A projectile is fired straight up from ground level. After t seconds its height s, in feet above the ground, is given by s=350t-16t^2.

So we should probably first find out if the projectile reaches a height of 1250 ft. at all. Let's look at what time(s) the projectile is at a height of 1250 ft. . To do this, lets assume that the projectile reaches the appropriate height at some time t_f.

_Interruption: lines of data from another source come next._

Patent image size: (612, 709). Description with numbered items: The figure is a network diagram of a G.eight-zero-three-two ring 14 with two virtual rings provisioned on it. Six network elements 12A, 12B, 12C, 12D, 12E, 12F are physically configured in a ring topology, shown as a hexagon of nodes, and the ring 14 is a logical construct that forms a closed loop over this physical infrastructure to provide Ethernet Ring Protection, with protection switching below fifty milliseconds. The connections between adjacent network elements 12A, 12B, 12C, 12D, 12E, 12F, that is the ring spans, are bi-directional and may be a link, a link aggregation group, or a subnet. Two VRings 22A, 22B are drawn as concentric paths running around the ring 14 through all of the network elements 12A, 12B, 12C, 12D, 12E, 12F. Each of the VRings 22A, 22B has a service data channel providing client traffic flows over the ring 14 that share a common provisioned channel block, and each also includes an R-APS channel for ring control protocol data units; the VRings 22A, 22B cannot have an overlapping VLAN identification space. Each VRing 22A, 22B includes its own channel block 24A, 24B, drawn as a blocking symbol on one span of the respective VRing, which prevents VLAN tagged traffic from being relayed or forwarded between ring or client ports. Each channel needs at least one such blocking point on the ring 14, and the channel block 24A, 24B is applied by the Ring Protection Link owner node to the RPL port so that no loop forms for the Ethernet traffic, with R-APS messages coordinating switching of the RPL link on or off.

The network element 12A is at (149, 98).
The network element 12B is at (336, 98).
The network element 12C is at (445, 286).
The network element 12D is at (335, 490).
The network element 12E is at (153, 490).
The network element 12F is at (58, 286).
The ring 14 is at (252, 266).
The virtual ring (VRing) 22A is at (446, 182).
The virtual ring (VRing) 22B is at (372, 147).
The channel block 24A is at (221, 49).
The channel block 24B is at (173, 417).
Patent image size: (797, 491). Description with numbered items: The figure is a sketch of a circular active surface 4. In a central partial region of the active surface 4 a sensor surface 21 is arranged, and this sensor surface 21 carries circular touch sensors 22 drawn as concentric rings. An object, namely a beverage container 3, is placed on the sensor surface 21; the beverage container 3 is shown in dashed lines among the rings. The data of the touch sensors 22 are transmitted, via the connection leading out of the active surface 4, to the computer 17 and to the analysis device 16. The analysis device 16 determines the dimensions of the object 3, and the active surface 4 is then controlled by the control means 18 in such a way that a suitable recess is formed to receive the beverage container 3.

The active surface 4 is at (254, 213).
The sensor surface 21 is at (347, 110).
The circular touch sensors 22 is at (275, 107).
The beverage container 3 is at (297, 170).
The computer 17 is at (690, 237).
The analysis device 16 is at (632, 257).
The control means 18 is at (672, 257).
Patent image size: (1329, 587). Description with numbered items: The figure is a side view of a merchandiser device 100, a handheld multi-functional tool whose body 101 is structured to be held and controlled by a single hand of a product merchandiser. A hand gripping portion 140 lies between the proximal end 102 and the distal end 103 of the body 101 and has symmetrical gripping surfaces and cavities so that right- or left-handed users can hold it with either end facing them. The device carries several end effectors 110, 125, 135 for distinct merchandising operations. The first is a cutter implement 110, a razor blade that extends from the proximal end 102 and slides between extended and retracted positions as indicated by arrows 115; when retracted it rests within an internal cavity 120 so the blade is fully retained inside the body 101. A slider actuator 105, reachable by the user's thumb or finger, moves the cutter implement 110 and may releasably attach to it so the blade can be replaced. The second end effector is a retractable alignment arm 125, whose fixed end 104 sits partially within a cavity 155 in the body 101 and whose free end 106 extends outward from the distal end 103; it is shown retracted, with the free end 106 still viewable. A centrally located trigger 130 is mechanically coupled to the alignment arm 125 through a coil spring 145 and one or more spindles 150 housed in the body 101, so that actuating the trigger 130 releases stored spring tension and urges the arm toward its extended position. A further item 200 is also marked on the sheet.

s(t_f) = 350t_f - 16(t_f)² = 1250

Let's factor the polynomial so that we can solve for t_f

350t_f - 16(t_f)² = 1250

-1250 -1250

-16(t_f)² + 350t_f - 1250 = 0

(-1/16)(-16(t_f)² + 350t_f - 1250) = (-1/16)*0

(t_f)² - 21.875t_f + 78.125 = 0

To solve for t_f, it seems we will need to make use of the quadratic formula

t_f = (-b ± √(b² - 4ac)) / (2a)

For this polynomial, a = 1, b = 21.875, c = 78.125. Plugging these values into the formula we get that t_f = 4.495 and 17.38 seconds. This means that the projectile passes through the height of 1250 feet as it goes up at 4.495 seconds, and once again as it falls back down at 17.38 seconds clearly the interval is (4.495, 17.38) seconds, or 4.495 < t < 17.38 seconds. To check, just graph the projectile motion formula given in the problem in to a graphing calculator and visually inspect when the height of the projectile is greater that 1250 feet. Make sure you adjust the answer to reflect the correct number of significant figures given in the this problem.